Sehr geehrte Frau Reich,

 

meine Fraktion setzt sich sehr für Verbesserungen bei der Frauengesundheit ein.  Meine Kolleg*innen im Bereich Gesundheitspolitik haben daher das Positionspapier der Endometriose-Vereinigung mit Interesse zur Kenntnis genommen. Das betrifft insbesondere auch die Vorschläge zur vereinfachten Krankschreibung per Telefon und die bessere Forschung zu Therapie und Diagnostik.

 

Unser heutiges Gesundheitswesen funktioniert bislang überwiegend nach folgendem Schema: Definierte Krankheiten werden zunächst diagnostiziert, dann behandelt und schließlich bestenfalls geheilt. Entsprechend ist unser Gesundheitssystem gekennzeichnet durch eine zunehmende Spezialisierung und Subspezialisierung, eine Dominanz ärztlicher Berufe sowie ein stark auf Einzelleistungen und Diagnosen abstellendes Vergütungssystem.
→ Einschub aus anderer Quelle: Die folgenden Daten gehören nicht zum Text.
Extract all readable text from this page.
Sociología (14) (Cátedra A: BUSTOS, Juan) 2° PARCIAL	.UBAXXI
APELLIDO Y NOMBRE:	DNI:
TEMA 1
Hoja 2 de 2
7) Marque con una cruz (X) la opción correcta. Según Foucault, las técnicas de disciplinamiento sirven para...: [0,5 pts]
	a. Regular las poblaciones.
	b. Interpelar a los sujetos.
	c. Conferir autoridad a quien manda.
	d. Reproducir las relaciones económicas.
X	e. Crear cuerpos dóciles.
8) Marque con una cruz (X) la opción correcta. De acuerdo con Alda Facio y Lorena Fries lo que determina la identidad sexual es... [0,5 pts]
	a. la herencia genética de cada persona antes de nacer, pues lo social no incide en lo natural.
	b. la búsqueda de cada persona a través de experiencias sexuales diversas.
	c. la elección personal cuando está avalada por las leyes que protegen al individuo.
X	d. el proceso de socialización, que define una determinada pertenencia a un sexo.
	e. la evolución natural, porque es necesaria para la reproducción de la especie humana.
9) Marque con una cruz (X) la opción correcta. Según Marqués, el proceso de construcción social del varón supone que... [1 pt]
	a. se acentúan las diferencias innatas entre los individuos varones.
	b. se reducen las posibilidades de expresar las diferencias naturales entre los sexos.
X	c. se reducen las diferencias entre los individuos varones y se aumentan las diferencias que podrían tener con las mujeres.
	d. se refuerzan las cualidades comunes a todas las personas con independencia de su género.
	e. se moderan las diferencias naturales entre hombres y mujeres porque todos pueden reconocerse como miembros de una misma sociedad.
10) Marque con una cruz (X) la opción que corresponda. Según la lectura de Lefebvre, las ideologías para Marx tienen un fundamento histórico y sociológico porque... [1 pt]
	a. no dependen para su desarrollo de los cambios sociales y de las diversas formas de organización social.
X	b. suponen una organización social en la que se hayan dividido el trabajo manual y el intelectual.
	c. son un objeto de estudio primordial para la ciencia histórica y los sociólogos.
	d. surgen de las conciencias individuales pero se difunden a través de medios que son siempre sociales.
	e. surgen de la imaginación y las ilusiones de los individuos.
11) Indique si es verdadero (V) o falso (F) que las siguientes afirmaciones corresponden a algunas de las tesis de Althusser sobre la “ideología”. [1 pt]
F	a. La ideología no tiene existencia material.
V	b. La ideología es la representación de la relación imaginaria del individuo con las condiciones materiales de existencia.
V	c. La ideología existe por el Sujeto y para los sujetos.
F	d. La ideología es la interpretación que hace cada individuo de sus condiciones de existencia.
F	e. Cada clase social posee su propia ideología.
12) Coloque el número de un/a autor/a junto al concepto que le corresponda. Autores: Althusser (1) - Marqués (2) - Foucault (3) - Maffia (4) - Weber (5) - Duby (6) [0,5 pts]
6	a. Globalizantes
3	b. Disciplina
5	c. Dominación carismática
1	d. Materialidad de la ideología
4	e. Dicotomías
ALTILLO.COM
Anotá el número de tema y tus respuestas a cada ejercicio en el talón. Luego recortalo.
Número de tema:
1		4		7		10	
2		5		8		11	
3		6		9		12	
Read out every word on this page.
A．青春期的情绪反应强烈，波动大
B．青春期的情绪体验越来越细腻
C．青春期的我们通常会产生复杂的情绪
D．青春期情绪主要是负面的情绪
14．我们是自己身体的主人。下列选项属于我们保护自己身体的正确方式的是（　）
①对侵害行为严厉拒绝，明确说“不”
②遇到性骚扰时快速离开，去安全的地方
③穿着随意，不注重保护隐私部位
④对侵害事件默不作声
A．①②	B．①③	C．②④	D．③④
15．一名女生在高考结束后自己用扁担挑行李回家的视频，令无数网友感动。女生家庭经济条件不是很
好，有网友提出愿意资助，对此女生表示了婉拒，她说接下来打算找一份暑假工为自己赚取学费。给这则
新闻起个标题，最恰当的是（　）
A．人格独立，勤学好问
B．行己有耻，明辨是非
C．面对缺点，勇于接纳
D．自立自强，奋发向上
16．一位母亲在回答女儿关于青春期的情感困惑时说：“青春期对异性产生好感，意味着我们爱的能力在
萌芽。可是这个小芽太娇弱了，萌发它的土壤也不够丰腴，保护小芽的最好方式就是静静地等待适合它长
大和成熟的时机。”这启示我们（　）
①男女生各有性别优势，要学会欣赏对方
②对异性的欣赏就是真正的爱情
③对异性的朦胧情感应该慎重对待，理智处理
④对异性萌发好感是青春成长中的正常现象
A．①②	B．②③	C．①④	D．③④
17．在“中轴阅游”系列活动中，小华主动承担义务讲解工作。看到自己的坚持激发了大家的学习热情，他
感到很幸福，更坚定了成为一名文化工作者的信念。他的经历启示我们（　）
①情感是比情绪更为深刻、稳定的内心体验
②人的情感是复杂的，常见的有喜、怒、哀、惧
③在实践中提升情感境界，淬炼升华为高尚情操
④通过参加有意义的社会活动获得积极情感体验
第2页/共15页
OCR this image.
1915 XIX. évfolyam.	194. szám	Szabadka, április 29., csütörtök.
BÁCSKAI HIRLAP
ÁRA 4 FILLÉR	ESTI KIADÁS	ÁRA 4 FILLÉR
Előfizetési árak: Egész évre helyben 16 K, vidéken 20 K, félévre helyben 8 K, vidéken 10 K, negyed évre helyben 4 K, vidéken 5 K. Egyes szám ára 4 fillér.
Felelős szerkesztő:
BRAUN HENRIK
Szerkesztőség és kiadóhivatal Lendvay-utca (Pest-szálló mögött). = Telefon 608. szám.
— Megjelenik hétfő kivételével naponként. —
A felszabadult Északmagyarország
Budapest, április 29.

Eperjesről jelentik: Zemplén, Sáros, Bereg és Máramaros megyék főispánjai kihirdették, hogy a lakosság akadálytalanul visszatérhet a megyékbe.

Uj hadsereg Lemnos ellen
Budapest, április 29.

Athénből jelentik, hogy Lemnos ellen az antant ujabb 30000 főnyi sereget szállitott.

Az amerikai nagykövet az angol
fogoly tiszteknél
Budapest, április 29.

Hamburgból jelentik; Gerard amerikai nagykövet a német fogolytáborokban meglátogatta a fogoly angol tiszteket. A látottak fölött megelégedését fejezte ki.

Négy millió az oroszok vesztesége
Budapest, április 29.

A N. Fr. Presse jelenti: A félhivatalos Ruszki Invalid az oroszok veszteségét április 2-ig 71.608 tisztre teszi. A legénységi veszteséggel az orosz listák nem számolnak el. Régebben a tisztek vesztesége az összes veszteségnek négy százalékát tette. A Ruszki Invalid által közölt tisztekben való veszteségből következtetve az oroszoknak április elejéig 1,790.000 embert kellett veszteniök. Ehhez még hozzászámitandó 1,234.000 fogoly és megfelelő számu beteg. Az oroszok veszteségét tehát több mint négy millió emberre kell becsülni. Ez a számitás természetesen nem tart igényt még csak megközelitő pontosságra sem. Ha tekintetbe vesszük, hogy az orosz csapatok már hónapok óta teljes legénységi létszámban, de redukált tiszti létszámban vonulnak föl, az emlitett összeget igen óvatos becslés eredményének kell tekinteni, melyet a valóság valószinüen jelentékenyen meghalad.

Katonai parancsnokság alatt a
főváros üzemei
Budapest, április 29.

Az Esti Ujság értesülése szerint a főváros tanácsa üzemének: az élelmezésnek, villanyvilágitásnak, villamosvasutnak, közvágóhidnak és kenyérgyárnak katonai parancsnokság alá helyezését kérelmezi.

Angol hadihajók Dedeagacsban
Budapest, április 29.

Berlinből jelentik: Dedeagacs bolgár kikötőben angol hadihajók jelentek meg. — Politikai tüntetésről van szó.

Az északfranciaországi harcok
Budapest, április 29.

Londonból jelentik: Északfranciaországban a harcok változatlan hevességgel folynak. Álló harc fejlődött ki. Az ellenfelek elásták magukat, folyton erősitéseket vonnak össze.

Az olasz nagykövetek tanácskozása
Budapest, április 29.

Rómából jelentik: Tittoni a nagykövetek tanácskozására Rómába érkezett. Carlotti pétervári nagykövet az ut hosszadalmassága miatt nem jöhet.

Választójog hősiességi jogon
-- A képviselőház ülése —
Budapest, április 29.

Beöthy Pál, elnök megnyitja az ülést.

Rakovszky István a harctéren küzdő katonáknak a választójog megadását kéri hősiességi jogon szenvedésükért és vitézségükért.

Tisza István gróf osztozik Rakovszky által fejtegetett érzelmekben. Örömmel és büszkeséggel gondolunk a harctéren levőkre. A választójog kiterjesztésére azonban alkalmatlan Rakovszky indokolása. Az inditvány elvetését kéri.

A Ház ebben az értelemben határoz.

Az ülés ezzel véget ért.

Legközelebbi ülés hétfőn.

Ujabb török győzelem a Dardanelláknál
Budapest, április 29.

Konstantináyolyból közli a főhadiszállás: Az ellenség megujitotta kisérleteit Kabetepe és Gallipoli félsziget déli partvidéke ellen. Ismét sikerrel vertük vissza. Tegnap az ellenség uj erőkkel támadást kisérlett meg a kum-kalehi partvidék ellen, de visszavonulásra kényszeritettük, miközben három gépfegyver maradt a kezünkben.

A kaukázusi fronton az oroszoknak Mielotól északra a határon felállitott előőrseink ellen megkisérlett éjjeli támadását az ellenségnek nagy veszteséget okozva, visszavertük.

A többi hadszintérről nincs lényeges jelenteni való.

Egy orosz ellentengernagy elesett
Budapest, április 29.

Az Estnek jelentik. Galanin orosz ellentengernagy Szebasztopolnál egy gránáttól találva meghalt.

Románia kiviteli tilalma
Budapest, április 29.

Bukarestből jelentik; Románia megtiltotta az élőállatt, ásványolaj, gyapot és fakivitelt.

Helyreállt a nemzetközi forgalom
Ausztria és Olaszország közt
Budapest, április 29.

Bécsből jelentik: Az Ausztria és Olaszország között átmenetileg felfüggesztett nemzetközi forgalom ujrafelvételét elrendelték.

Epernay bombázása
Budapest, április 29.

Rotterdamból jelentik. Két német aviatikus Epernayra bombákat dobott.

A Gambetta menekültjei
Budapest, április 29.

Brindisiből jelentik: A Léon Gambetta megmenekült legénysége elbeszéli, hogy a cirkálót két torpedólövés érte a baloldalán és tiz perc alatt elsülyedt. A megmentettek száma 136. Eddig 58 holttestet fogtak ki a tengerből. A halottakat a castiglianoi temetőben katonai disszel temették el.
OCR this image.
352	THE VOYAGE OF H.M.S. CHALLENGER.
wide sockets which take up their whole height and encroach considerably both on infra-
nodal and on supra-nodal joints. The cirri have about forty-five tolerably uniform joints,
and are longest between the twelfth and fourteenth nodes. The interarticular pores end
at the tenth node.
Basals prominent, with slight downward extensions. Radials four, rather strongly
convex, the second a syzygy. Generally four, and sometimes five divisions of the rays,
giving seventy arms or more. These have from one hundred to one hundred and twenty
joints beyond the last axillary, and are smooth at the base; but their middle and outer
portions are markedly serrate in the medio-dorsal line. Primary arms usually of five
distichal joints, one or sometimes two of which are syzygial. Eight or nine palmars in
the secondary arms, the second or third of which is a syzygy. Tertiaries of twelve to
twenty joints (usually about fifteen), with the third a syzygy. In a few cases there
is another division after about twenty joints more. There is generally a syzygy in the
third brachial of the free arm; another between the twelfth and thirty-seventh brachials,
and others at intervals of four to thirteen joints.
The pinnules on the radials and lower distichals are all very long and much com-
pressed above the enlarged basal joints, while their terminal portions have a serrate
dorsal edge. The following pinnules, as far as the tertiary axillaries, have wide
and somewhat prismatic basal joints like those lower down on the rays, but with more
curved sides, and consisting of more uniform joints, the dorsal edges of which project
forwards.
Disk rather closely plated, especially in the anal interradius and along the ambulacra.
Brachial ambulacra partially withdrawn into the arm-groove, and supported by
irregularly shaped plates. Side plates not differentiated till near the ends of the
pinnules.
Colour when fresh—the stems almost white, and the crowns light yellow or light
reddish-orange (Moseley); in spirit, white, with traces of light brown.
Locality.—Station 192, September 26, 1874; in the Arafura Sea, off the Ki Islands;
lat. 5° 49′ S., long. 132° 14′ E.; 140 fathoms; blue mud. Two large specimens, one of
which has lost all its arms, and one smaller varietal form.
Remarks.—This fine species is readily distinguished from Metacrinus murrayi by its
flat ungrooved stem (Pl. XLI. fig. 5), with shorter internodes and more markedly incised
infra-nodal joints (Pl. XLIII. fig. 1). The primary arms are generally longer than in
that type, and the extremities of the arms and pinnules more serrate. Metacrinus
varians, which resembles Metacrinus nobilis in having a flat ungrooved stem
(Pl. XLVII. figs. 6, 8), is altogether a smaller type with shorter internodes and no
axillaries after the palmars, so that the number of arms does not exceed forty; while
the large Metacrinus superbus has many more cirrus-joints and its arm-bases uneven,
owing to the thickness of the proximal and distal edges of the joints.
Bei Menschen mit chronischen Erkrankungen befördert ein solches krankheitsorientiertes System insbesondere Doppeluntersuchungen, Fragmentierung und Abstimmungsprobleme in der Versorgung, eine Vielzahl gleichzeitig verordneter Arzneimittel, überdurchschnittlich viele Arztkontakte bei einer unterdurchschnittlichen Kontaktzeit und eine eher passive Rolle der Patientinnen und Patienten.

 

Notwendig ist ein Aufbruch für ein Gesundheitswesen mit einem starken öffentlichen Gesundheitsdienst als aktiver Koordination, das ein umfassendes Verständnis von Gesundheit und Krankheit beinhaltet, Patientinnen und Patientinnen eine aktivere Rolle ermöglicht, die teamorientierte und gleichberechtigte Zusammenarbeit unterschiedlicher Gesundheitsberufen - in bestmöglicher Ausprägung ihrer jeweiligen Professionalität und Verantwortung – stärkt und auf eine patientenorientierte und koordinierte Behandlung setzt.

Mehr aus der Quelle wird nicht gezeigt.